Adani to pay additional amount for NDTV shares to match payment to founders
Adani Enterprises in a stock exchange filing said it will pay an additional Rs 48.65 per NDTV share to investors.
Richest Asian Gautam Adani's group on Tuesday said it will pay an additional Rs 48.65 a share to NDTV stockholders who tendered their shares in its open offer to help match what it had paid to buy out a stake of the news broadcaster's founders.
Adani Enterprises in a stock exchange filing said it will pay an additional Rs 48.65 per NDTV share to investors, who had sold their shares in an open offer between November 22 and December 5, taking the payout to Rs 342.65 a share and matching what it paid to buy Prannoy Roy and Radhika Roy's stake.
Adani Group first acquired Vishvapradhan Commercial Private Limited, a little-known company that had given Rs 403 crore of an interest-free loan to RRPR Holdings—a company founded by the Roys and bore their initials in its name—in 2009-10 in exchange for warrants that allowed it to buy a stake in the newsgroup at any time.
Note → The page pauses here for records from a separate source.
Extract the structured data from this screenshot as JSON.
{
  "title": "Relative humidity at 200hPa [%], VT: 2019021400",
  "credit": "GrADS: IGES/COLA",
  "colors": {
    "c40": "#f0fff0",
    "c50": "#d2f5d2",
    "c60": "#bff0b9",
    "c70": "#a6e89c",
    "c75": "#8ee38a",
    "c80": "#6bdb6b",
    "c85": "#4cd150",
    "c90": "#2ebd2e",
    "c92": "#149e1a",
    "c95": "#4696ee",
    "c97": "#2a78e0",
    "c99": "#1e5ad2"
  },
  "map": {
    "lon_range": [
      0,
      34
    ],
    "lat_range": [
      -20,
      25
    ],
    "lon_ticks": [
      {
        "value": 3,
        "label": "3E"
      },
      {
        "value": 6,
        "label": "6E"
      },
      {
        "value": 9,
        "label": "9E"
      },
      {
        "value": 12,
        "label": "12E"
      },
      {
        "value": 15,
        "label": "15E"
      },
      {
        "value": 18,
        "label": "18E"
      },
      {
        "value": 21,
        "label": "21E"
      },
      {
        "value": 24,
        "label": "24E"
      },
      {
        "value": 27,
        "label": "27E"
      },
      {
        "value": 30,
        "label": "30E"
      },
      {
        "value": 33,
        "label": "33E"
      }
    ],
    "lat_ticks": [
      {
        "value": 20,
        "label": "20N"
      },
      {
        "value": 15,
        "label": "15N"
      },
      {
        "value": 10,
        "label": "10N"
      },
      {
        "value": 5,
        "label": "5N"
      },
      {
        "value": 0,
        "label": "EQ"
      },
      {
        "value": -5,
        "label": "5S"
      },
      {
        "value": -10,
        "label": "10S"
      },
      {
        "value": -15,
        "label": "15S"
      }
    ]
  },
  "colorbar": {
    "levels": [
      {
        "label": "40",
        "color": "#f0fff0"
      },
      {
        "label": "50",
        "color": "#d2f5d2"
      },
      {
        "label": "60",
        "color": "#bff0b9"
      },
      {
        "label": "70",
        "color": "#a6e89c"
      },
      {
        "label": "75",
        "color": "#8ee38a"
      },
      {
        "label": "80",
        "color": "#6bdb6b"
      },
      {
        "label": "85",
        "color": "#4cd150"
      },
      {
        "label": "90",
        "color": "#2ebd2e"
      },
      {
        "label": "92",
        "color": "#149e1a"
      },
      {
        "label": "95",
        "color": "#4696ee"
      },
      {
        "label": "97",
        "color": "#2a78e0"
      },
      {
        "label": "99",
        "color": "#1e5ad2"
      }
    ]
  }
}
Adani group exercised those rights in August last year, which NDTV at that time said was done without its consent.
By virtue of that, the Adani Group took control of RRPR Holdings, which held a 29.18% stake in NDTV. Thereafter, it made an open offer to acquire an additional 26 per cent from public shareholders.
That open offer was made at a price of Rs 294 per share. And despite the open offer price being at a deep discount to the stock's trading price, it found investors willing to sell over 53 lakh shares or 8.27% shareholding.
The twin transactions gave Adani group a stake higher than what founders Prannoy Roy and his wife Radhika held in the firm. And last week, Adani group bought 27.26% out of the 32.26% stake that Roys had in the firm for Rs 342.65 per share. In all, Roys got Rs 602 crore. Prannoy Roy held a 15.94% stake in NDTV, of which, he has sold all but a 2.5% shareholding. His wife Radhika Roy too sold all but 2.5% of the 16.32% stake she had in NDTV.
Adani Group now holds 64.71% of New Delhi Television Ltd (NDTV), according to a regulatory filing. Post that, Roys resigned from the NDTV board. Prannoy Roy was the chairperson of the company. Adani Group, which had named two directors on the NDTV board following its acquisition of Radhika Roy Prannoy Roy (RRPR) Holdings Pvt Ltd, replaced them with two more of its nominees.
It has appointed retired IAS officer Sunil Kumar and former civil servant Aman Kumar Singh to the board of NDTV.
The two served under BJP's Raman Singh, who was chief minister of Chhattisgarh from 2003 to 2018. While Sunil Kumar retired as chief secretary of Chhattisgarh in 2014, Aman Singh, who was principal secretary to former Chhattisgarh chief minister Raman Singh, resigned from service after BJP lost power in 2018.
While Sunil Kumar's exact role in the Adani Group is not known, Aman Singh heads the corporate communications department.
Adani Group had previously named Sanjay Pugalia and Senthil Sinniah Chengalvarayan as its directors on the NDTV board.
Pugalia, a former journalist, is the chief executive officer and editor-in-chief of media initiatives at Adani Group. Chengalvarayan, a journalist, is an independent director at Quintillion Business Media Pvt, another media firm in which Adani bought a stake last year.
NDTV will give Adani Group a footprint in the media space as part of its broader diversification spree that has led to the expansion of the conglomerate beyond coal mining and ports into airports, data centres, cement and digital services.